🎯 Purpose
✅ Enforce Essential Eight – User Application Hardening by removing legacy and insecure Windows features.
👥 Who is affected
✅ Devices: All Windows devices
🚫 Exclusions: None
➡️ All targeted devices will have legacy features removed.
☁️ What access is protected
✅ Operating system features:
PowerShell 2.0
.NET Framework 3.5 and earlier
Internet Explorer (Windows 10 only)
➡️ Reduces legacy attack surface across the OS.
🔐 How hardening is enforced
✅ Executed via an Intune device management script
✅ Runs as SYSTEM
✅ Uses built‑in Windows feature removal commands
➡️ Legacy components are disabled or removed at the OS level.
ℹ️ Note:
Internet Explorer is only removed on Windows 10. Windows 11 does not include IE.

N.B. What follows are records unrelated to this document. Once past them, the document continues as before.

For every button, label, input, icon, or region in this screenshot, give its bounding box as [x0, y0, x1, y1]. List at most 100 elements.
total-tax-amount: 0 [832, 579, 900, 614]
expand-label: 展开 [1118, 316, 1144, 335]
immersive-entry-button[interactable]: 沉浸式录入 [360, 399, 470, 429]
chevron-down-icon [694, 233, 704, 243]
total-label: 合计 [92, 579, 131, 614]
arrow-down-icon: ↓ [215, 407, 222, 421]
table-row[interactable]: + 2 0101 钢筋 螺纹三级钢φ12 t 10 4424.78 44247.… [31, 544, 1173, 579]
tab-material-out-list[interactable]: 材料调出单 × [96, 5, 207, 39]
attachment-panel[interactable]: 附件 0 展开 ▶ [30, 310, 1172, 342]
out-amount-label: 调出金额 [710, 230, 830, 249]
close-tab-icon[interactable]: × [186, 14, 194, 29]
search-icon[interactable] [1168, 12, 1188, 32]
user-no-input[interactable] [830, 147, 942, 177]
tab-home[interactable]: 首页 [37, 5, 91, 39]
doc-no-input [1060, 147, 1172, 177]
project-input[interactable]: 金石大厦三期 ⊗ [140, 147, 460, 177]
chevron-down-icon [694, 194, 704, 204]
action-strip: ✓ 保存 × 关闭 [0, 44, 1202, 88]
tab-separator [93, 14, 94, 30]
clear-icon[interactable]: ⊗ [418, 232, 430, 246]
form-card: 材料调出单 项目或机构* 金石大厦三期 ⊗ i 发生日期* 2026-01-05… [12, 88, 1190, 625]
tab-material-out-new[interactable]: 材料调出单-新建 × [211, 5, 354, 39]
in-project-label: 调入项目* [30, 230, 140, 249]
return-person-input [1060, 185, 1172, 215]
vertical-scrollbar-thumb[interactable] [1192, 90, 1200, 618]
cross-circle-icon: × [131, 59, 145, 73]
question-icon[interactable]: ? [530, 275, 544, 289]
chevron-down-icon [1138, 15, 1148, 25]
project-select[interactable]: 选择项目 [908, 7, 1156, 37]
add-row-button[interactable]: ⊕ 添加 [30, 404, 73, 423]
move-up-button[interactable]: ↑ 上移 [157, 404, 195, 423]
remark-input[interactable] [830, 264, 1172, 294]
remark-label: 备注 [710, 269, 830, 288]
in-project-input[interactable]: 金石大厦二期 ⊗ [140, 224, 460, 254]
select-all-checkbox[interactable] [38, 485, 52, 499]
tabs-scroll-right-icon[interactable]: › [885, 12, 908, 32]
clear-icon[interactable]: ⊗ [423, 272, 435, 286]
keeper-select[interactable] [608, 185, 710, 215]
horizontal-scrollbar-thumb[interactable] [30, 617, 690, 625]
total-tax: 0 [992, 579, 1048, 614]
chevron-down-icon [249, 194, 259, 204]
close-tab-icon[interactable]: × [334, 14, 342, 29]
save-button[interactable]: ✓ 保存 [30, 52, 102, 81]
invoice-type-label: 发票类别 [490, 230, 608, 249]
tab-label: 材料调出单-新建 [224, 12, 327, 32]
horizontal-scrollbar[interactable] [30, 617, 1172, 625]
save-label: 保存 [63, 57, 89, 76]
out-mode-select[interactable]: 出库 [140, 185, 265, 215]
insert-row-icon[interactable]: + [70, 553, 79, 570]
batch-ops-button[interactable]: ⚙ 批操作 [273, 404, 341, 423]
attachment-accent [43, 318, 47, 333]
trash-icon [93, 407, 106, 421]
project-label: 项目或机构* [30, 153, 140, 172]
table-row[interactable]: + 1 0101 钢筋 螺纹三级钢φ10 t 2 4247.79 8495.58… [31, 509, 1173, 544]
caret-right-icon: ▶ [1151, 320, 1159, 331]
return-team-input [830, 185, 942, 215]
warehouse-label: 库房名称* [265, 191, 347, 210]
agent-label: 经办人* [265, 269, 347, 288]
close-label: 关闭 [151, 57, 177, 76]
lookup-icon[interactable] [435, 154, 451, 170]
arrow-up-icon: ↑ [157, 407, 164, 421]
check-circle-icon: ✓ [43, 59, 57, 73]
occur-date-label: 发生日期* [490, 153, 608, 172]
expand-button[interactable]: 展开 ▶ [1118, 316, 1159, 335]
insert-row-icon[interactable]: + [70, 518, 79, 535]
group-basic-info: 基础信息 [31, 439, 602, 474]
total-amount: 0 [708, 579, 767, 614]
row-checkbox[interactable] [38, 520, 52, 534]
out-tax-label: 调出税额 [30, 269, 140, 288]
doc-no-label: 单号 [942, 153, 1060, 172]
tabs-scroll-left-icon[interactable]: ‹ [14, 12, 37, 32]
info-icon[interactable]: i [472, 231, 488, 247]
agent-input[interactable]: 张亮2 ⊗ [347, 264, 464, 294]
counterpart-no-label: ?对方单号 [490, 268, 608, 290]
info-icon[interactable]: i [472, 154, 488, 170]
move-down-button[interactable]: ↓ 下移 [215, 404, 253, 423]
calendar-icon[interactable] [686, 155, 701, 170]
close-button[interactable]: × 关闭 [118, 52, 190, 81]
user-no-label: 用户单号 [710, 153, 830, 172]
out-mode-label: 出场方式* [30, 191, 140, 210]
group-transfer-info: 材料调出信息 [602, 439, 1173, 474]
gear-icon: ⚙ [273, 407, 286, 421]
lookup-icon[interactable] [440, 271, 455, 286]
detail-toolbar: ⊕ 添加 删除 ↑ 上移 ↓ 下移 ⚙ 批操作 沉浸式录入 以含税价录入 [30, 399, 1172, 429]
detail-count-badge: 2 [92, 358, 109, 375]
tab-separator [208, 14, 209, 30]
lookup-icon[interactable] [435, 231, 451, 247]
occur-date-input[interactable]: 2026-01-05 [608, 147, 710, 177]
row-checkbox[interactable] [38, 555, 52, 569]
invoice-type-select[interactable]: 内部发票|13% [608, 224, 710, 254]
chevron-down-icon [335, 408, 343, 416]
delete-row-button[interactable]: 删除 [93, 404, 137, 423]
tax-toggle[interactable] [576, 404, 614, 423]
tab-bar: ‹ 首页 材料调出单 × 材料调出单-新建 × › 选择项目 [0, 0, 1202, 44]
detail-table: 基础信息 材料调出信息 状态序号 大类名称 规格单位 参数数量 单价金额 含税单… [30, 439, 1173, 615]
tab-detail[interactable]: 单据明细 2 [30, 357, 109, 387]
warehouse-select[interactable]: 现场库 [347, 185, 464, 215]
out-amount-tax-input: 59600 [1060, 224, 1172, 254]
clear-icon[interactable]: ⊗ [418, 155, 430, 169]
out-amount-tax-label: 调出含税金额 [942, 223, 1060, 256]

⚙️ What this policy does NOT enforce
🚫 User authentication controls
🚫 Application allow/block rules
🚫 Browser configuration settings
🚫 Device compliance checks
➡️ This policy focuses solely on feature removal.
🟢 Policy status
✅ Enabled
✅ Enforced via Intune script execution
📘 Essential Eight alignment
✅ Supports User Application Hardening
✅ Removes legacy runtimes commonly abused by malware
ℹ️ Applies across all maturity levels as a hardening control
📘 Practical interpretation (Executive‑friendly)
This policy ensures that:
✅ Legacy Windows features are removed
✅ Common attack surfaces are eliminated
✅ Devices are hardened against outdated exploit techniques
This strengthens the baseline security posture and complements browser and application hardening controls across the environment.